The circumference of the Earth is 24,901 miles. Moving at 1.83 miles per second, these sleds would travel around the world in 227 minutes.
That’s under four hours. There’s a problem, tough. The rails the U.S. Air Force tested this contraption at are only 10 miles long.
Why does the U.S. Air Force need sleds that can travel at hypersonic speed?
For testing purposes. No one exactly knows what these sleds carried, and that’s the problem for anyone with hostile intentions toward the free world. See, the Air Force probably tested what kind of acceleration and deceleration the gear on board this sled could cope with. I firmly believe that this test is part of a much larger army operation called the PGS.
"Prompt Global Strike (PGS) is a United States military effort to develop a system that can deliver a precision-guided conventional weapon airstrike anywhere in the world within one hour." The U.S. can already do something similar to this with its ICBM (intercontinental ballistic missiles), however, sometimes you need something more subtle than a missile. That something may have been hiding on this rocket-powered sleds.
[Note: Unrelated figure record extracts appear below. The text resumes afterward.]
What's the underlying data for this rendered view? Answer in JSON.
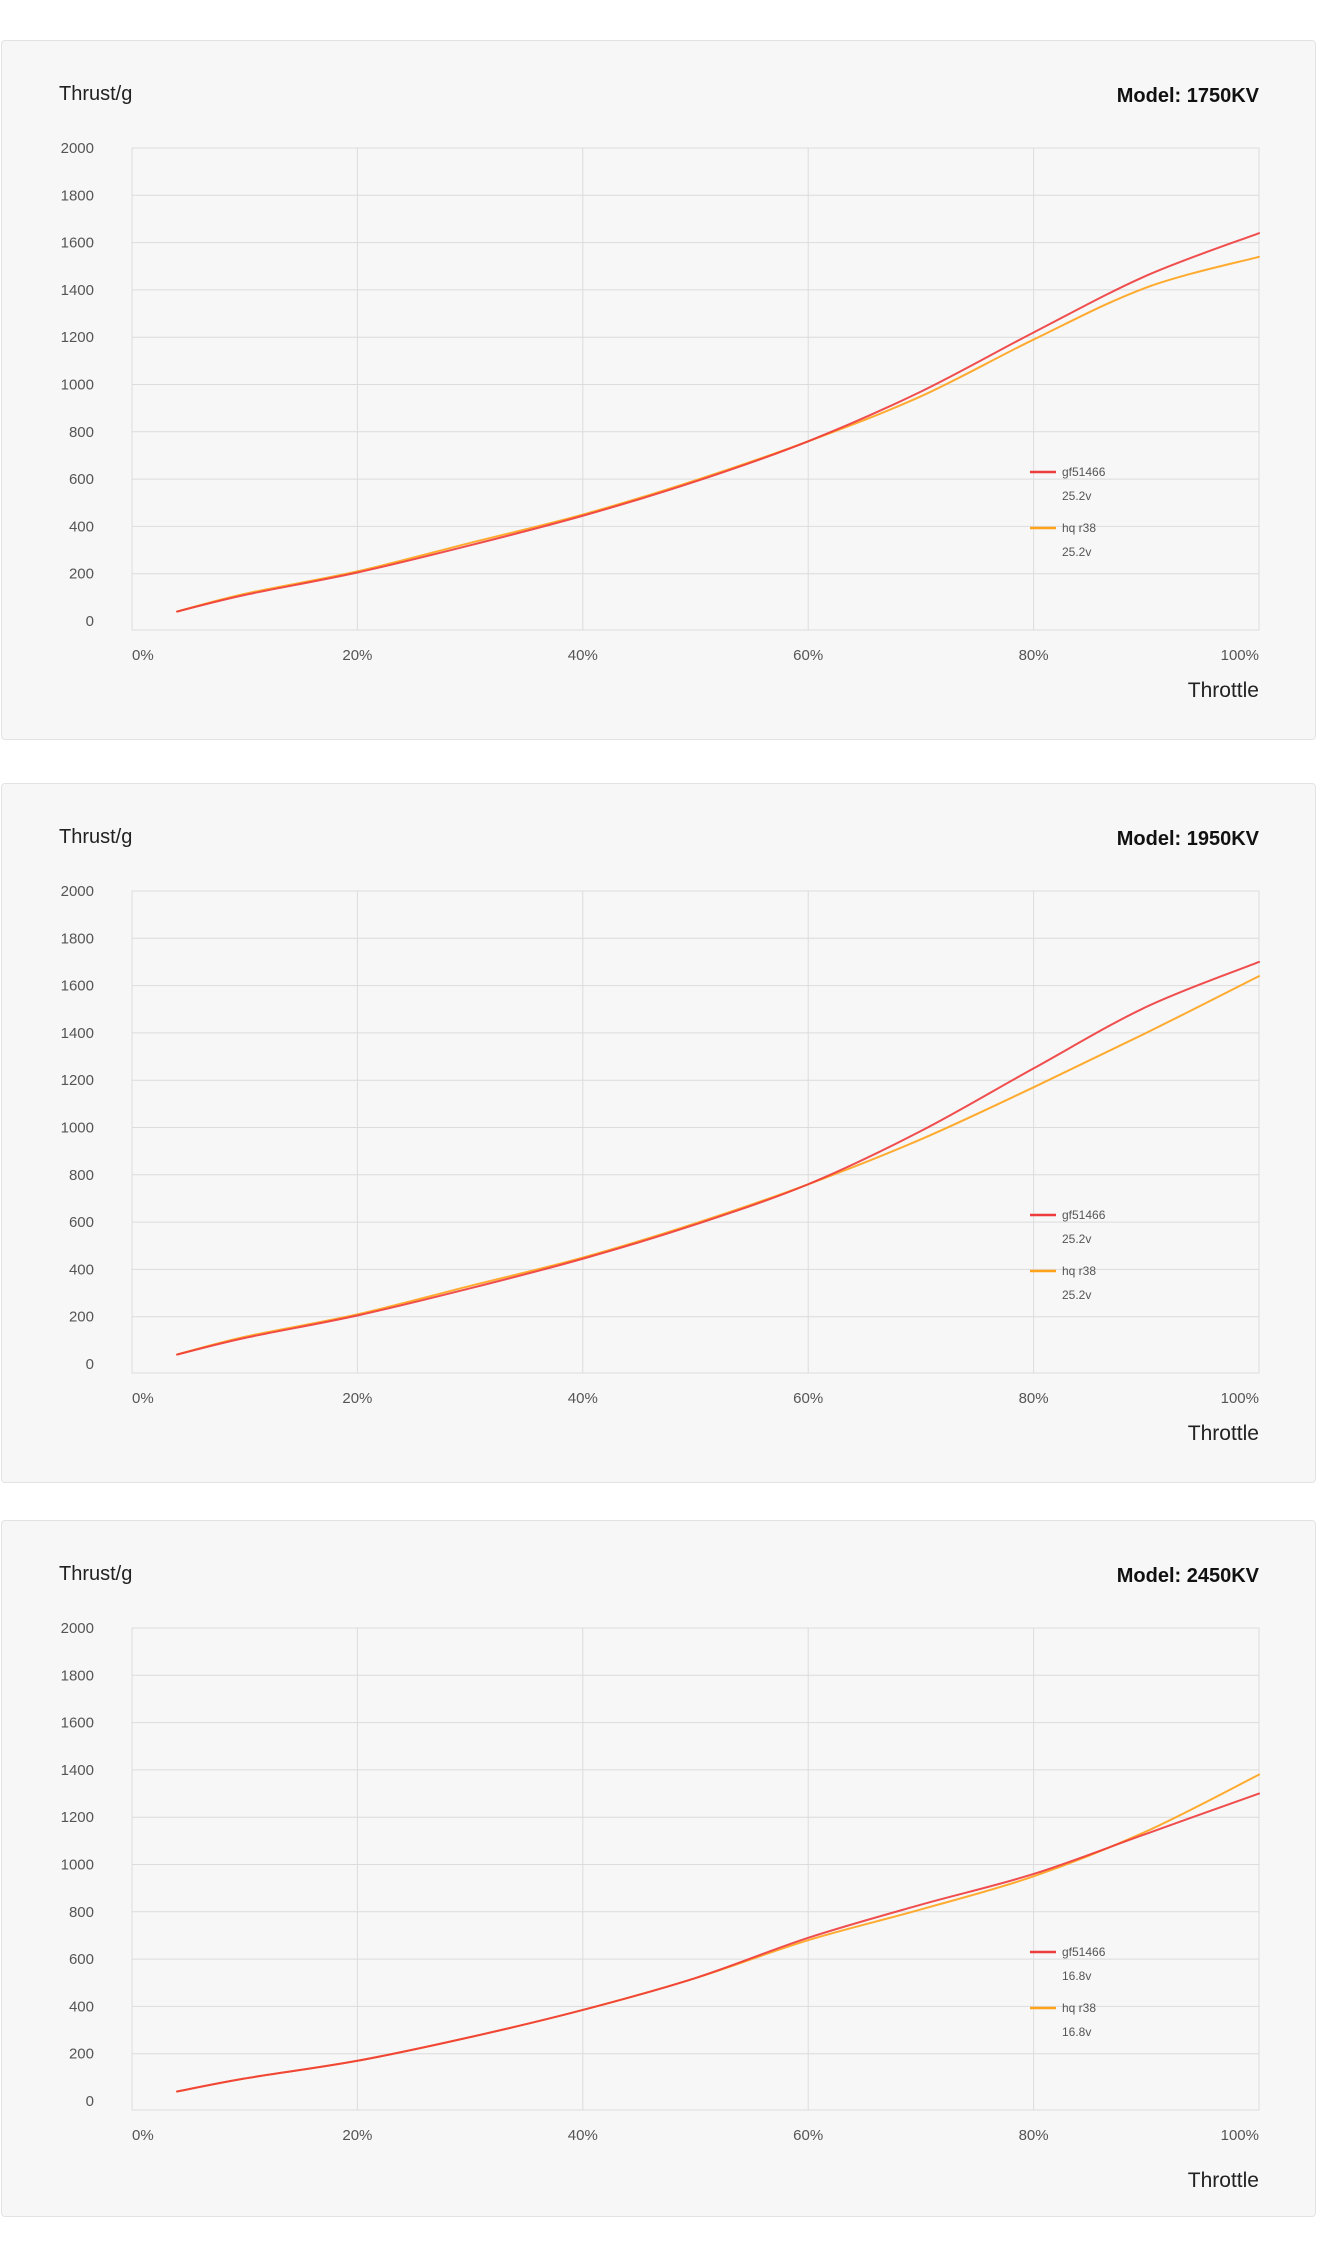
{
  "chart_data": [
    {
      "type": "line",
      "title": "Model: 1750KV",
      "ylabel": "Thrust/g",
      "xlabel": "Throttle",
      "x_ticks": [
        "0%",
        "20%",
        "40%",
        "60%",
        "80%",
        "100%"
      ],
      "y_ticks": [
        "0",
        "200",
        "400",
        "600",
        "800",
        "1000",
        "1200",
        "1400",
        "1600",
        "1800",
        "2000"
      ],
      "xlim": [
        0,
        100
      ],
      "ylim": [
        0,
        2000
      ],
      "grid": true,
      "legend": "right-center",
      "series": [
        {
          "name": "gf51466",
          "sub": "25.2v",
          "color": "#ee3b3b",
          "x": [
            4,
            10,
            20,
            30,
            40,
            50,
            60,
            70,
            80,
            90,
            100
          ],
          "y": [
            40,
            110,
            205,
            320,
            445,
            590,
            760,
            970,
            1220,
            1460,
            1640
          ]
        },
        {
          "name": "hq r38",
          "sub": "25.2v",
          "color": "#ffa21a",
          "x": [
            4,
            10,
            20,
            30,
            40,
            50,
            60,
            70,
            80,
            90,
            100
          ],
          "y": [
            40,
            115,
            210,
            330,
            450,
            595,
            760,
            950,
            1190,
            1410,
            1540
          ]
        }
      ]
    },
    {
      "type": "line",
      "title": "Model: 1950KV",
      "ylabel": "Thrust/g",
      "xlabel": "Throttle",
      "x_ticks": [
        "0%",
        "20%",
        "40%",
        "60%",
        "80%",
        "100%"
      ],
      "y_ticks": [
        "0",
        "200",
        "400",
        "600",
        "800",
        "1000",
        "1200",
        "1400",
        "1600",
        "1800",
        "2000"
      ],
      "xlim": [
        0,
        100
      ],
      "ylim": [
        0,
        2000
      ],
      "grid": true,
      "legend": "right-center",
      "series": [
        {
          "name": "gf51466",
          "sub": "25.2v",
          "color": "#ee3b3b",
          "x": [
            4,
            10,
            20,
            30,
            40,
            50,
            60,
            70,
            80,
            90,
            100
          ],
          "y": [
            40,
            110,
            205,
            320,
            445,
            590,
            760,
            985,
            1250,
            1510,
            1700
          ]
        },
        {
          "name": "hq r38",
          "sub": "25.2v",
          "color": "#ffa21a",
          "x": [
            4,
            10,
            20,
            30,
            40,
            50,
            60,
            70,
            80,
            90,
            100
          ],
          "y": [
            40,
            115,
            210,
            330,
            450,
            595,
            760,
            950,
            1170,
            1400,
            1640
          ]
        }
      ]
    },
    {
      "type": "line",
      "title": "Model: 2450KV",
      "ylabel": "Thrust/g",
      "xlabel": "Throttle",
      "x_ticks": [
        "0%",
        "20%",
        "40%",
        "60%",
        "80%",
        "100%"
      ],
      "y_ticks": [
        "0",
        "200",
        "400",
        "600",
        "800",
        "1000",
        "1200",
        "1400",
        "1600",
        "1800",
        "2000"
      ],
      "xlim": [
        0,
        100
      ],
      "ylim": [
        0,
        2000
      ],
      "grid": true,
      "legend": "right-center",
      "series": [
        {
          "name": "gf51466",
          "sub": "16.8v",
          "color": "#ee3b3b",
          "x": [
            4,
            10,
            20,
            30,
            40,
            50,
            60,
            70,
            80,
            90,
            100
          ],
          "y": [
            40,
            95,
            170,
            270,
            385,
            520,
            690,
            830,
            960,
            1130,
            1300
          ]
        },
        {
          "name": "hq r38",
          "sub": "16.8v",
          "color": "#ffa21a",
          "x": [
            4,
            10,
            20,
            30,
            40,
            50,
            60,
            70,
            80,
            90,
            100
          ],
          "y": [
            40,
            95,
            170,
            270,
            385,
            520,
            680,
            810,
            950,
            1140,
            1380
          ]
        }
      ]
    }
  ]
}
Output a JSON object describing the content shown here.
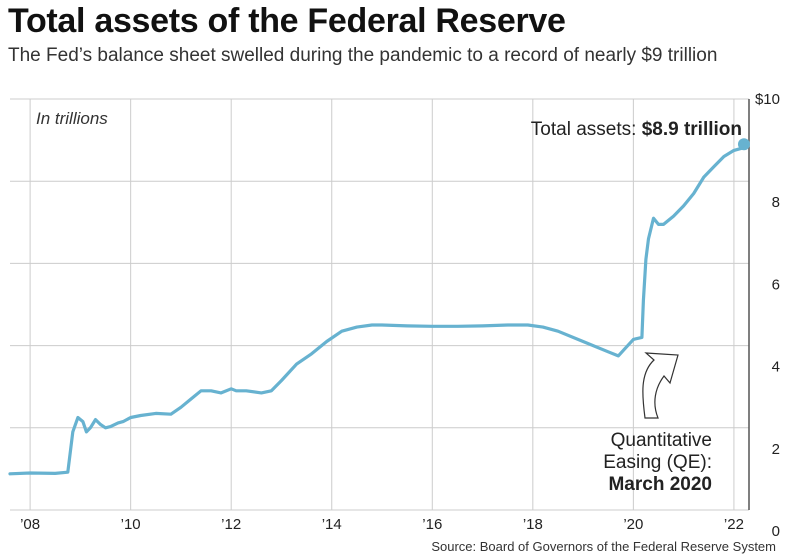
{
  "header": {
    "title": "Total assets of the Federal Reserve",
    "subtitle": "The Fed’s balance sheet swelled during the pandemic to a record of nearly $9 trillion"
  },
  "footer": {
    "source": "Source: Board of Governors of the Federal Reserve System"
  },
  "colors": {
    "line": "#67b2d0",
    "grid": "#cccccc",
    "axis": "#555555"
  },
  "chart_data": {
    "type": "line",
    "title": "Total assets of the Federal Reserve",
    "subtitle": "The Fed’s balance sheet swelled during the pandemic to a record of nearly $9 trillion",
    "units_note": "In trillions",
    "xlabel": "",
    "ylabel": "",
    "xlim": [
      2007.6,
      2022.3
    ],
    "ylim": [
      0,
      10
    ],
    "x_tick_labels": [
      "’08",
      "’10",
      "’12",
      "’14",
      "’16",
      "’18",
      "’20",
      "’22"
    ],
    "x_tick_values": [
      2008,
      2010,
      2012,
      2014,
      2016,
      2018,
      2020,
      2022
    ],
    "y_tick_labels": [
      "0",
      "2",
      "4",
      "6",
      "8",
      "$10"
    ],
    "y_tick_values": [
      0,
      2,
      4,
      6,
      8,
      10
    ],
    "y_axis_side": "right",
    "grid": true,
    "series": [
      {
        "x": [
          2007.6,
          2008.0,
          2008.5,
          2008.75,
          2008.85,
          2008.95,
          2009.05,
          2009.12,
          2009.2,
          2009.3,
          2009.4,
          2009.5,
          2009.6,
          2009.75,
          2009.85,
          2010.0,
          2010.2,
          2010.5,
          2010.8,
          2011.0,
          2011.2,
          2011.4,
          2011.6,
          2011.8,
          2012.0,
          2012.1,
          2012.3,
          2012.6,
          2012.8,
          2013.0,
          2013.3,
          2013.6,
          2013.9,
          2014.2,
          2014.5,
          2014.8,
          2015.0,
          2015.5,
          2016.0,
          2016.5,
          2017.0,
          2017.5,
          2017.9,
          2018.2,
          2018.5,
          2019.0,
          2019.5,
          2019.7,
          2019.85,
          2020.0,
          2020.17,
          2020.2,
          2020.25,
          2020.3,
          2020.4,
          2020.5,
          2020.6,
          2020.8,
          2021.0,
          2021.2,
          2021.4,
          2021.6,
          2021.8,
          2022.0,
          2022.15,
          2022.2
        ],
        "values": [
          0.88,
          0.9,
          0.89,
          0.92,
          1.9,
          2.25,
          2.15,
          1.9,
          2.0,
          2.2,
          2.08,
          2.0,
          2.03,
          2.12,
          2.15,
          2.25,
          2.3,
          2.35,
          2.33,
          2.5,
          2.7,
          2.9,
          2.9,
          2.85,
          2.95,
          2.9,
          2.9,
          2.85,
          2.9,
          3.15,
          3.55,
          3.8,
          4.1,
          4.35,
          4.45,
          4.5,
          4.5,
          4.48,
          4.47,
          4.47,
          4.48,
          4.5,
          4.5,
          4.45,
          4.35,
          4.1,
          3.85,
          3.75,
          3.95,
          4.15,
          4.2,
          5.1,
          6.1,
          6.6,
          7.1,
          6.95,
          6.95,
          7.15,
          7.4,
          7.7,
          8.1,
          8.35,
          8.6,
          8.75,
          8.8,
          8.9
        ]
      }
    ],
    "annotations": {
      "end_label_prefix": "Total assets: ",
      "end_label_value": "$8.9 trillion",
      "qe_line1": "Quantitative",
      "qe_line2": "Easing (QE):",
      "qe_line3": "March 2020"
    }
  }
}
While at that, I have to tell you that sometime before, the U.S. thought of launching satellites that would carry 20-feet long tungsten rods.
They would serve for a so-called kinetic bombardment. The satellite would release one rod and let the Earths gravity to the rest of the job. Small thrusters would guide them, but nothing too fancy. The result would be a "global strike capability, with impact speeds of Mach 10."
Whatever the case, the AirForce sleds did prove one thing - the U.S. Air Force is testing something that should be able to sustain temperatures, stress, speeds, and vibrations involved with extreme acceleration and travel at high speeds.
Nevertheless, the video showcased here doesn’t show much. Sleds traveling at Mach 8.6 are too fast for a camera. Even if you slow down the footage to 1/4th of the normal speed, you won’t be able to see anything of consequence. Heck, all of this looks like a sequence from some game set in some future world. On another planet.